Lorsque Kim Ki Ju retrouve He Pao sur les flancs de la montagne, le lecteur se rend compte qu'il progresse avec eux dans la végétation pendant qu'ils parlent. À nouveau Vink a trouvé comment maintenir un intérêt visuel pendant ce dialogue, en les montrant en train de marcher, et en adaptant les angles de prise de vue pour que le lecteur puisse se faire une idée globale du relief de cet endroit. Ce dispositif est reconduit dans la scène finale, où He Pao chemine à nouveau avec plusieurs compagnons de route. Lors de la deuxième nuit passée au Pic de la Foudre, He Pao se retrouve à nouveau à réfléchir à haute voix sur sa situation, alors que d'autres protagonistes se croisent sans se voir dans le noir. L'auteur se montre très habile en entremêlant les allers et venues des uns et des autres, sans sombrer dans le ridicule ou dans la farce, en conservant la plausibilité de leur présence, sans forcément se voir. Le lecteur apprécie à nouveau les couleurs pastel et sombres, et son attention est en alerte du fait de la pluie, c’est-à-dire la manifestation de l'élément liquide. Malgré tout, il est difficile d'y voir une métaphore sur le personnage (joyau du fleuve), si ce n'est que son état d'esprit passe à la colère, alors que le temps passe à l'orage. Par contre, le changement de couleur du fond des phylactères laisse le lecteur toujours aussi dubitatif. Parfois, leur couleur s'accorde avec la couleur principale de la séquence, parfois au contraire elle tranche sans pour autant être en relation avec l'état émotionnel du personnage, le sens des propos ou leur force de conviction.

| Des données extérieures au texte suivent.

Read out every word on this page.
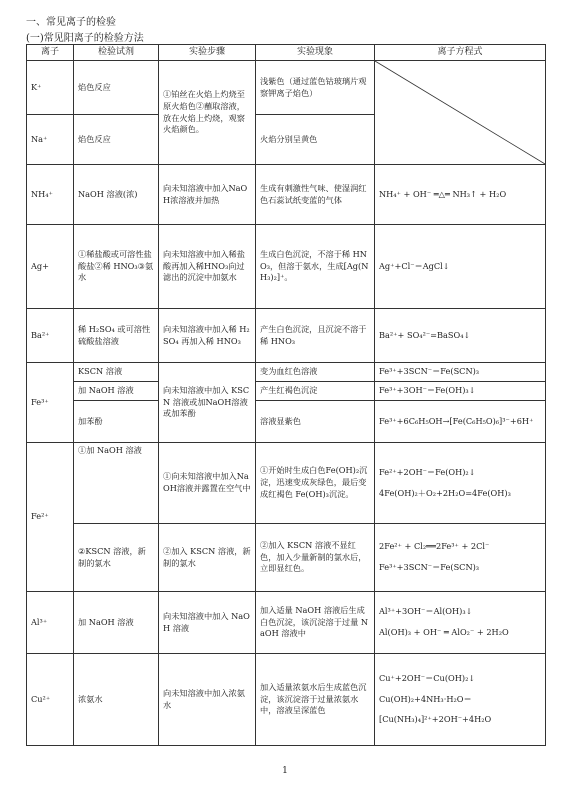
一、常见离子的检验
(一)常见阳离子的检验方法
离子	检验试剂	实验步骤	实验现象	离子方程式
K⁺	焰色反应	①铂丝在火焰上灼烧至原火焰色②蘸取溶液，放在火焰上灼烧，观察火焰颜色。	浅紫色（通过蓝色钴玻璃片观察钾离子焰色）	

Na⁺	焰色反应		火焰分别呈黄色	
NH₄⁺	NaOH 溶液(浓)	向未知溶液中加入NaOH浓溶液并加热	生成有刺激性气味、使湿润红色石蕊试纸变蓝的气体	NH₄⁺ + OH⁻ ═△═ NH₃↑ + H₂O
Ag+	①稀盐酸或可溶性盐酸盐②稀 HNO₃③氨水	向未知溶液中加入稀盐酸再加入稀HNO₃向过滤出的沉淀中加氨水	生成白色沉淀，不溶于稀 HNO₃，但溶于氨水，生成[Ag(NH₃)₂]⁺。	Ag⁺+Cl⁻＝AgCl↓
Ba²⁺	稀 H₂SO₄ 或可溶性硫酸盐溶液	向未知溶液中加入稀 H₂SO₄ 再加入稀 HNO₃	产生白色沉淀，且沉淀不溶于稀 HNO₃	Ba²⁺+ SO₄²⁻=BaSO₄↓
Fe³⁺	KSCN 溶液	向未知溶液中加入 KSCN 溶液或加NaOH溶液或加苯酚	变为血红色溶液	Fe³⁺+3SCN⁻＝Fe(SCN)₃
	加 NaOH 溶液		产生红褐色沉淀	Fe³⁺+3OH⁻＝Fe(OH)₃↓
	加苯酚		溶液显紫色	Fe³⁺+6C₆H₅OH→[Fe(C₆H₅O)₆]³⁻+6H⁺
Fe²⁺	①加 NaOH 溶液	①向未知溶液中加入NaOH溶液并露置在空气中	①开始时生成白色Fe(OH)₂沉淀，迅速变成灰绿色，最后变成红褐色 Fe(OH)₃沉淀。	Fe²⁺+2OH⁻＝Fe(OH)₂↓
4Fe(OH)₂＋O₂+2H₂O=4Fe(OH)₃

	②KSCN 溶液，新制的氯水	②加入 KSCN 溶液，新制的氯水	②加入 KSCN 溶液不显红色，加入少量新制的氯水后，立即显红色。	2Fe²⁺ + Cl₂══2Fe³⁺ + 2Cl⁻
Fe³⁺+3SCN⁻＝Fe(SCN)₃

Al³⁺	加 NaOH 溶液	向未知溶液中加入 NaOH 溶液	加入适量 NaOH 溶液后生成白色沉淀，该沉淀溶于过量 NaOH 溶液中	Al³⁺+3OH⁻＝Al(OH)₃↓
Al(OH)₃ + OH⁻ ═ AlO₂⁻ + 2H₂O

Cu²⁺	浓氨水	向未知溶液中加入浓氨水	加入适量浓氨水后生成蓝色沉淀，该沉淀溶于过量浓氨水中，溶液呈深蓝色	Cu⁺+2OH⁻＝Cu(OH)₂↓
Cu(OH)₂+4NH₃·H₂O＝
[Cu(NH₃)₄]²⁺+2OH⁻+4H₂O
1
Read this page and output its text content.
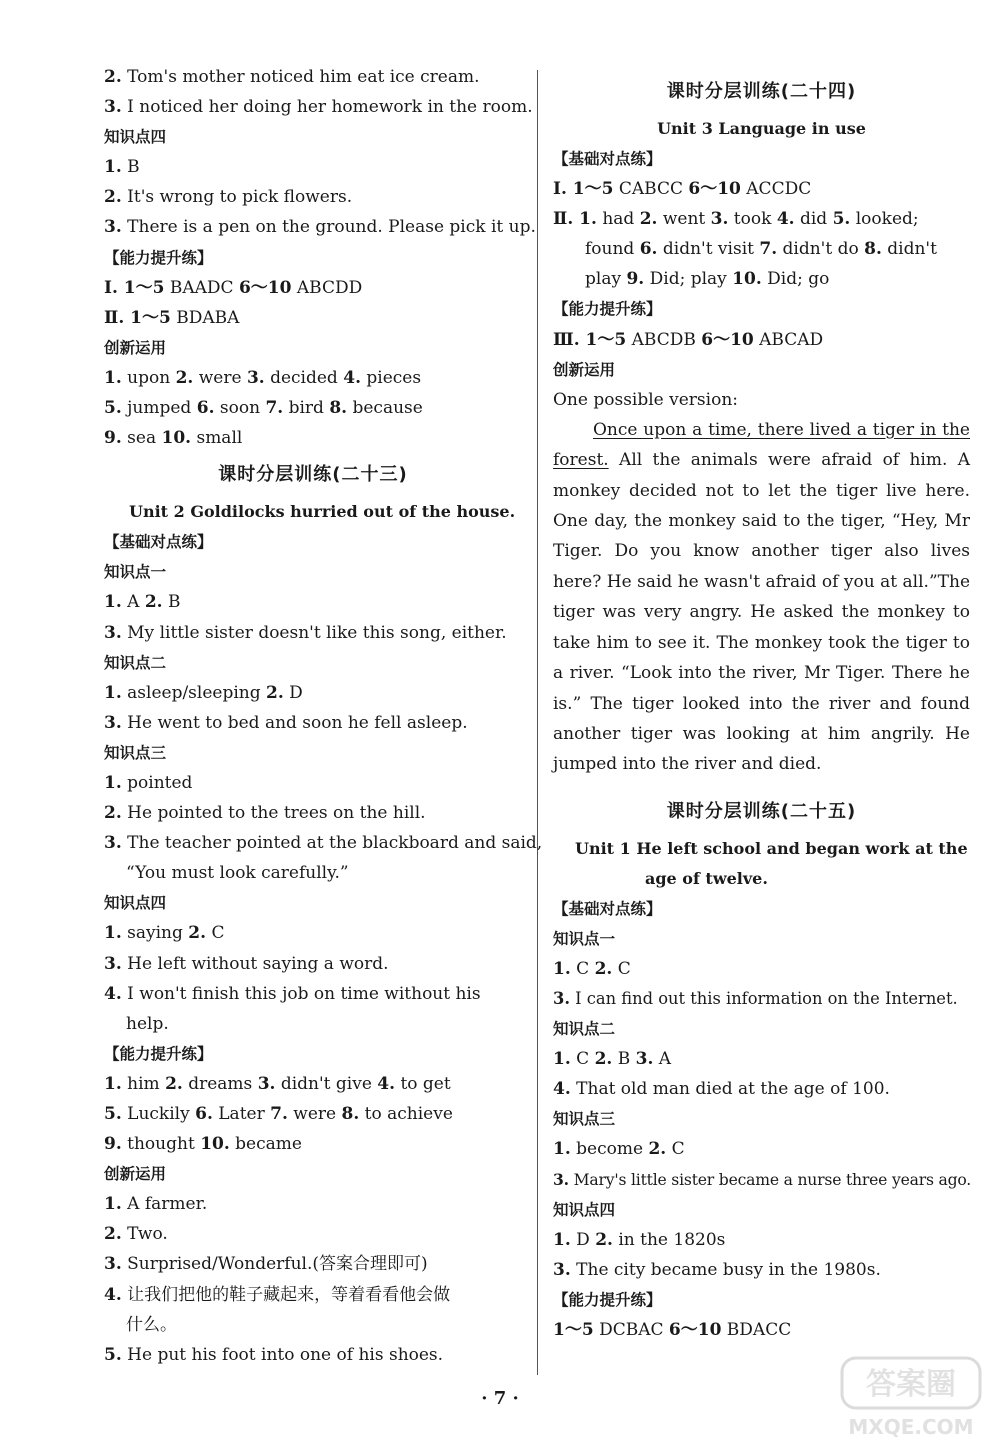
2. Tom's mother noticed him eat ice cream.
3. I noticed her doing her homework in the room.
知识点四
1. B
2. It's wrong to pick flowers.
3. There is a pen on the ground. Please pick it up.
【能力提升练】
Ⅰ. 1～5 BAADC 6～10 ABCDD
Ⅱ. 1～5 BDABA
创新运用
1. upon 2. were 3. decided 4. pieces
5. jumped 6. soon 7. bird 8. because
9. sea 10. small
课时分层训练(二十三)
Unit 2 Goldilocks hurried out of the house.
【基础对点练】
知识点一
1. A 2. B
3. My little sister doesn't like this song, either.
知识点二
1. asleep/sleeping 2. D
3. He went to bed and soon he fell asleep.
知识点三
1. pointed
2. He pointed to the trees on the hill.
3. The teacher pointed at the blackboard and said,
“You must look carefully.”
知识点四
1. saying 2. C
3. He left without saying a word.
4. I won't finish this job on time without his
help.
【能力提升练】
1. him 2. dreams 3. didn't give 4. to get
5. Luckily 6. Later 7. were 8. to achieve
9. thought 10. became
创新运用
1. A farmer.
2. Two.
3. Surprised/Wonderful.(答案合理即可)
4. 让我们把他的鞋子藏起来，等着看看他会做
什么。
5. He put his foot into one of his shoes.
课时分层训练(二十四)
Unit 3 Language in use
【基础对点练】
Ⅰ. 1～5 CABCC 6～10 ACCDC
Ⅱ. 1. had 2. went 3. took 4. did 5. looked;
found 6. didn't visit 7. didn't do 8. didn't
play 9. Did; play 10. Did; go
【能力提升练】
Ⅲ. 1～5 ABCDB 6～10 ABCAD
创新运用
One possible version:
Once upon a time, there lived a tiger in the forest. All the animals were afraid of him. A monkey decided not to let the tiger live here. One day, the monkey said to the tiger, “Hey, Mr Tiger. Do you know another tiger also lives here? He said he wasn't afraid of you at all.”The tiger was very angry. He asked the monkey to take him to see it. The monkey took the tiger to a river. “Look into the river, Mr Tiger. There he is.” The tiger looked into the river and found another tiger was looking at him angrily. He jumped into the river and died.
课时分层训练(二十五)
Unit 1 He left school and began work at the
age of twelve.
【基础对点练】
知识点一
1. C 2. C
3. I can find out this information on the Internet.
知识点二
1. C 2. B 3. A
4. That old man died at the age of 100.
知识点三
1. become 2. C
3. Mary's little sister became a nurse three years ago.
知识点四
1. D 2. in the 1820s
3. The city became busy in the 1980s.
【能力提升练】
1～5 DCBAC 6～10 BDACC
· 7 ·	答案圈
MXQE.COM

Le lecteur prend également conscience d'une absence qui n'est pas pour autant un manque : l'auteur ne représente pas les combats. Alors que l'un des principaux thèmes est l'héritage que constituent les techniques de combat du Moine Fou, ceux-ci se déroule hors champ de la caméra, lors d'ellipses. De manière tout aussi élégante, Vink continue de raconter son histoire, à la fois en prolongeant les fils narratifs déjà présents, à la fois en proposant un cadre de situation totalement inattendu. Comme précédemment, He Pao continue à découvrir des vérités relatives à l'héritage du Moine Fou, et à tenir sa place dans le monde des adultes. De nouveaux groupes (représentés par Xiao Ping de la secte du Tigre Blanc et par Hong Gan, le chef de la confrérie des mendiants) cherchent à nouveau à tirer profit de cet héritage, toujours en convainquant He Pao, plutôt qu'en la confrontant, car ils craignent ses capacités d'art martial. Cette position de force place He Pao à égalité des adultes, la rendant maître de ses décisions et les imposant à son entourage. De ce point, elle incarne la figure du héros romanesque autour de qui tourne l'intrigue, de qui dépendent tous les autres personnages. Autour d'elle, Kim Ki Ju s'est pris d'affection pour elle et cherche à la protéger, même à son insu. Mais il est dépassé par l'ampleur des convoitises que ses capacités extraordinaires suscitent. Les propos de la secte, de la Confrérie et l'attaque des brigands de grand chemin font le lien avec la situation politique déjà évoquée dans les tomes précédents.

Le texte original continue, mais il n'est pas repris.